Il problema degli attacchi informatici non è nuovo. I fornitori di servizi IT di Dataport, responsabili della sicurezza e del mantenimento della presenza online, hanno tuttavia assicurato che i meccanismi di difesa funzionano “perfettamente”. A causa degli attacchi, però, l'accesso ai siti web potrebbe essere limitato, soprattutto nei prossimi giorni, poiché sono attive misure di blocco geografico per proteggere i sistemi dal sovraccarico dovuto al massiccio flusso di richieste automatizzate.
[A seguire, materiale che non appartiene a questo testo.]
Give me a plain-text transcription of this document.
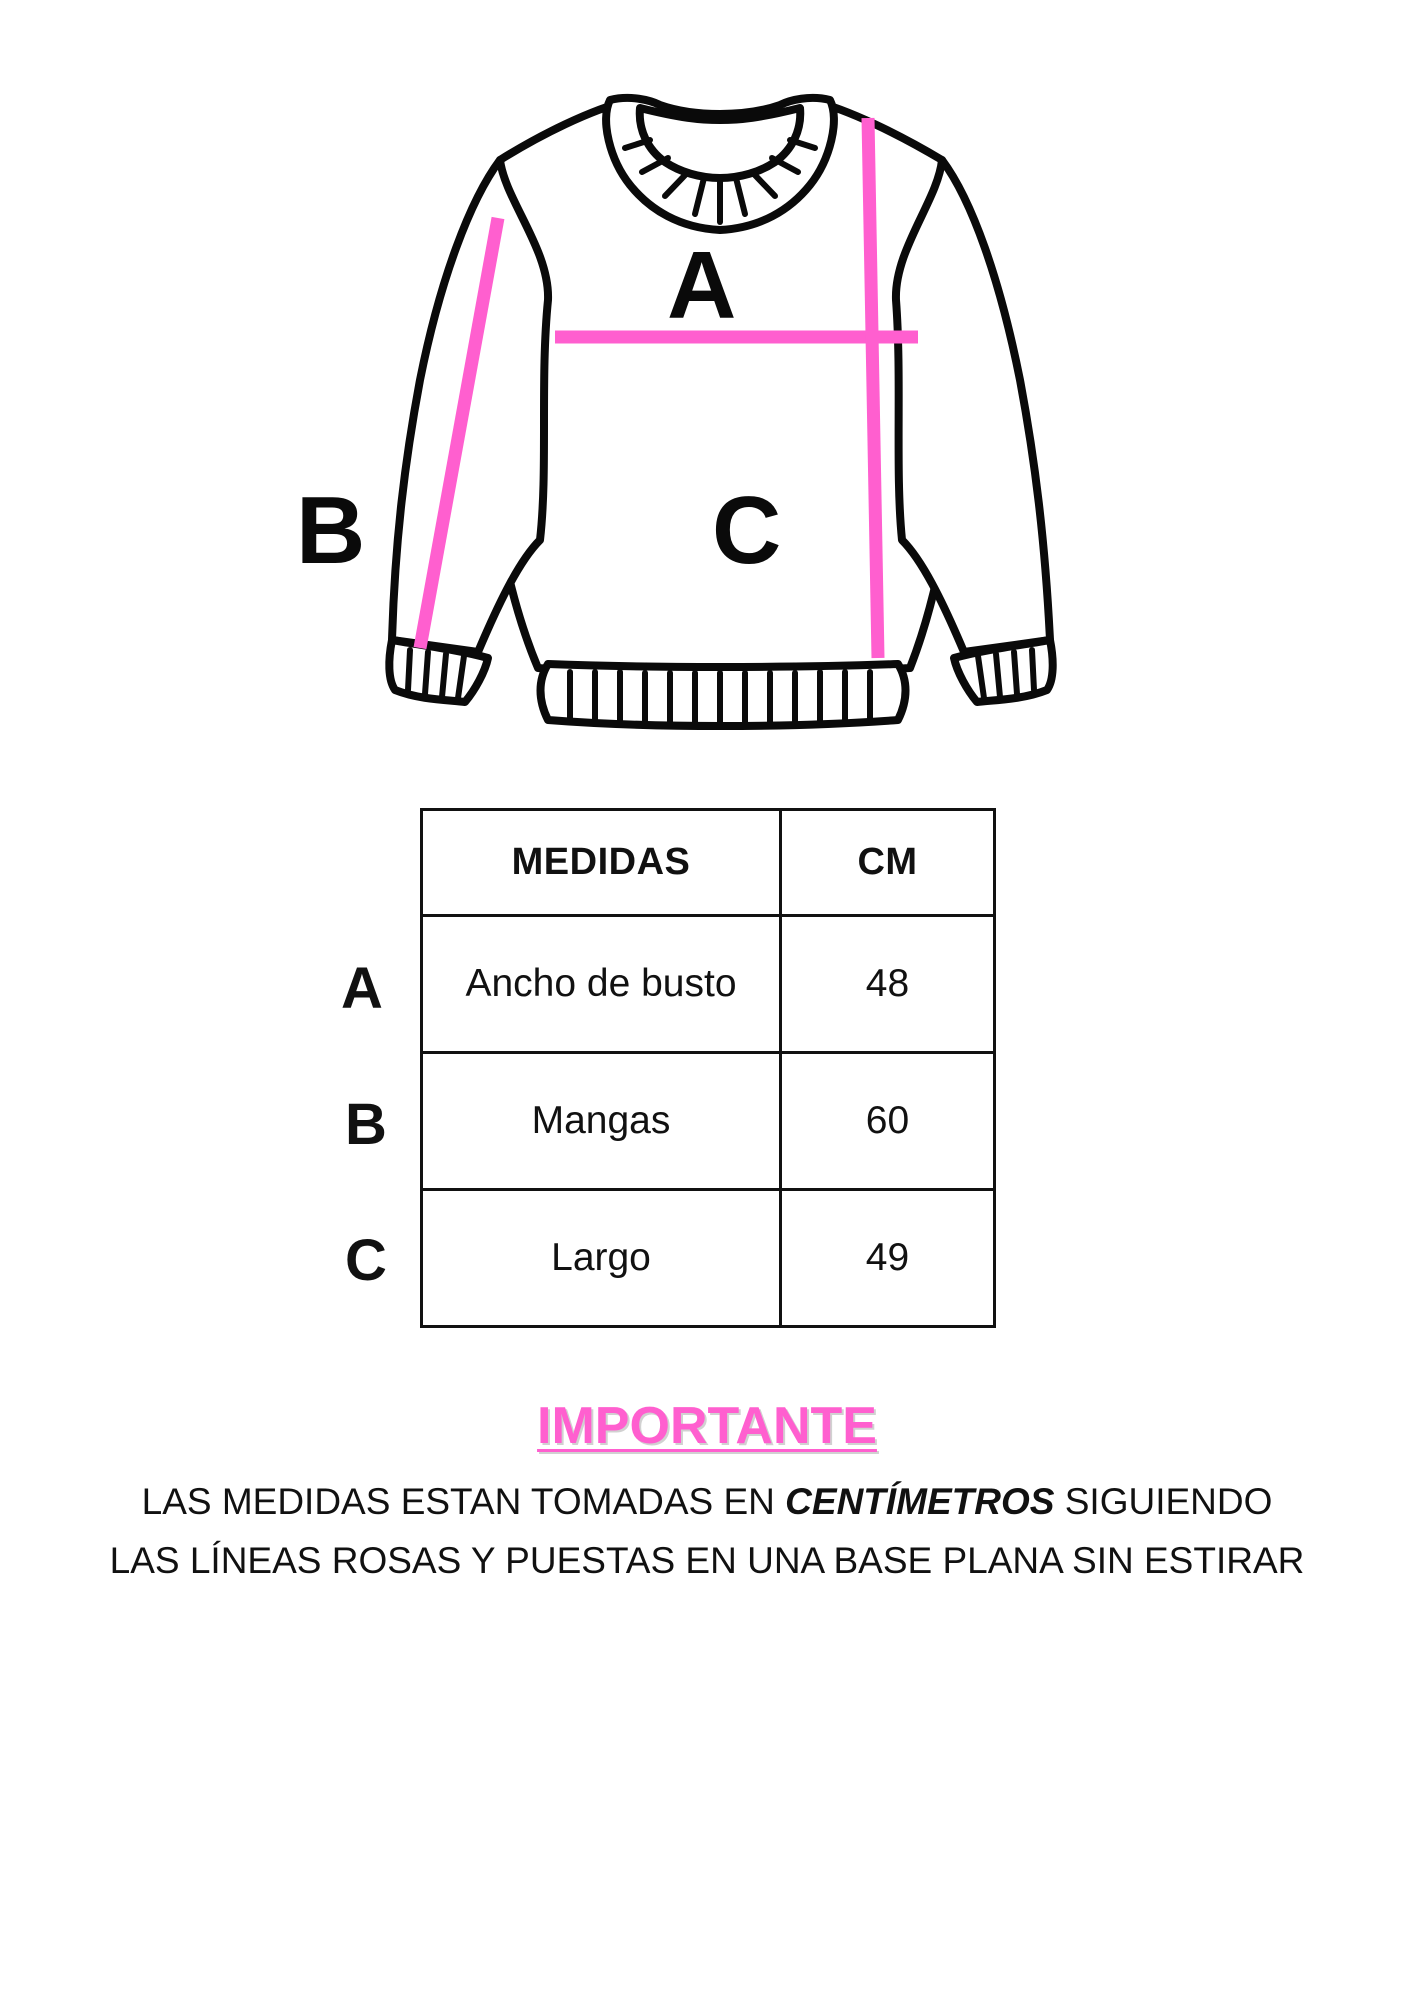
A
B	C
A
B
C
MEDIDAS	CM
Ancho de busto	48
Mangas	60
Largo	49
IMPORTANTE
LAS MEDIDAS ESTAN TOMADAS EN CENTÍMETROS SIGUIENDO
LAS LÍNEAS ROSAS Y PUESTAS EN UNA BASE PLANA SIN ESTIRAR
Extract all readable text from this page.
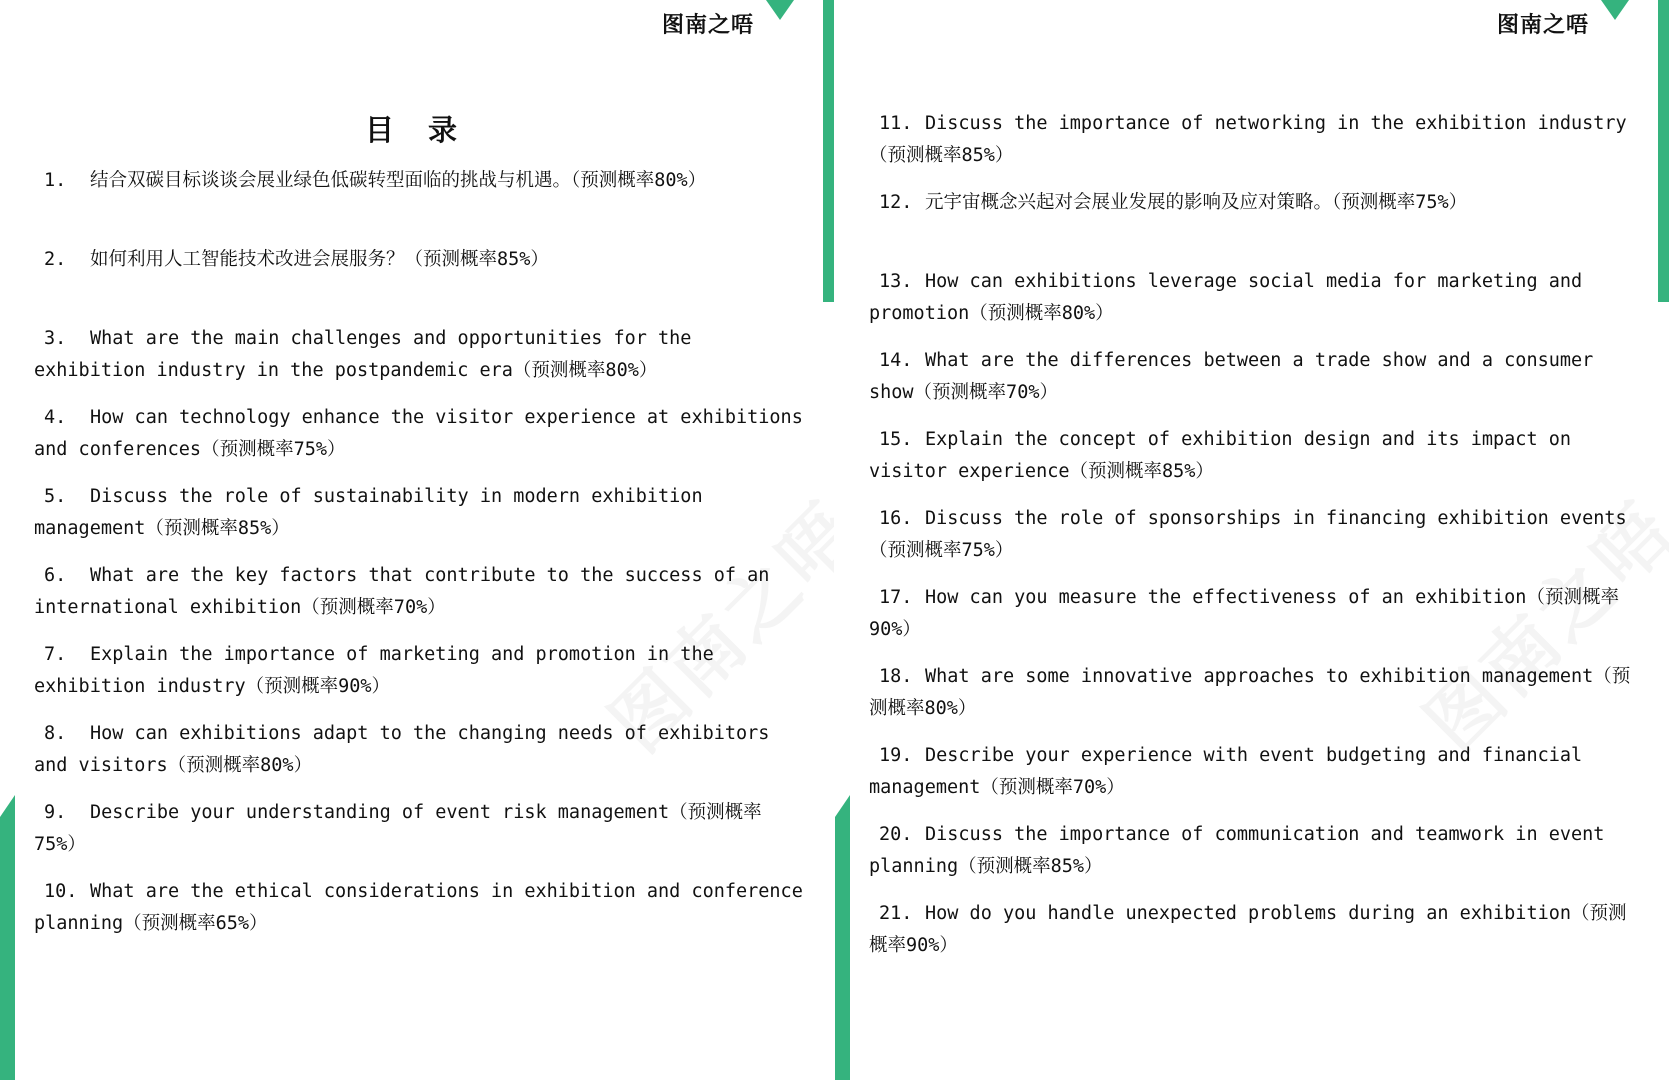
图南之唔
目 录
1. 结合双碳目标谈谈会展业绿色低碳转型面临的挑战与机遇。（预测概率80%）
2. 如何利用人工智能技术改进会展服务？（预测概率85%）
3. What are the main challenges and opportunities for the exhibition industry in the postpandemic era（预测概率80%）
4. How can technology enhance the visitor experience at exhibitions and conferences（预测概率75%）
5. Discuss the role of sustainability in modern exhibition management（预测概率85%）
6. What are the key factors that contribute to the success of an international exhibition（预测概率70%）
7. Explain the importance of marketing and promotion in the exhibition industry（预测概率90%）
8. How can exhibitions adapt to the changing needs of exhibitors and visitors（预测概率80%）
9. Describe your understanding of event risk management（预测概率75%）
10. What are the ethical considerations in exhibition and conference planning（预测概率65%）
图南之唔
11. Discuss the importance of networking in the exhibition industry（预测概率85%）
12. 元宇宙概念兴起对会展业发展的影响及应对策略。（预测概率75%）
13. How can exhibitions leverage social media for marketing and promotion（预测概率80%）
14. What are the differences between a trade show and a consumer show（预测概率70%）
15. Explain the concept of exhibition design and its impact on visitor experience（预测概率85%）
16. Discuss the role of sponsorships in financing exhibition events（预测概率75%）
17. How can you measure the effectiveness of an exhibition（预测概率90%）
18. What are some innovative approaches to exhibition management（预测概率80%）
19. Describe your experience with event budgeting and financial management（预测概率70%）
20. Discuss the importance of communication and teamwork in event planning（预测概率85%）
21. How do you handle unexpected problems during an exhibition（预测概率90%）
Tali attacchi DDoS (Distributed Denial of Service) sono progettati per caricare i server oltre la loro capacità in modo che il normale accesso non sia più possibile.
Misure tecnologiche e prevenzione
Per contrastare questa situazione pericolosa, dal 2024 la Sassonia-Anhalt prevede di utilizzare nuove tecnologie che consentiranno di individuare e difendere più rapidamente tali attacchi. I responsabili stanno già monitorando la situazione attuale, resa ancora più difficile dai continui attacchi informatici. Negli ultimi anni la criminalità informatica è diventata altamente professionalizzata e rappresenta una seria minaccia per la sicurezza informatica in Germania, riferisce das BSI.
L’autorità per la sicurezza informatica ha evidenziato sviluppi allarmanti nel suo rapporto sulla situazione 2024. La digitalizzazione ha aumentato le superfici di attacco e stanno emergendo vulnerabilità sempre più critiche che vengono sfruttate dai criminali informatici. Ciò che è particolarmente degno di nota è che il numero di attacchi DDoS di grandi dimensioni è aumentato notevolmente nella prima metà del 2024. La BSI raccomanda quindi una stretta collaborazione tra produttori, operatori e consumatori per rafforzare la resilienza contro gli attacchi informatici.
La questione dei collegamenti e delle ulteriori vittime
È interessante notare che non è ancora chiaro se esista un collegamento tra gli attacchi al governo statale e il recente attacco degli hacker al gruppo clinico Ameos. Questo incidente ha portato a un’interruzione dell’IT a livello nazionale e mette in luce quanto possa essere ampio l’impatto degli attacchi informatici.
Alla luce delle continue minacce si sta inoltre esaminando se verranno intraprese azioni legali contro gli aggressori. La sicurezza dei cittadini e la funzionalità dei servizi pubblici hanno qui la massima priorità e lo dimostrano chiaramente: nel mondo digitale di oggi è necessario avere una buona abilità nella difesa informatica.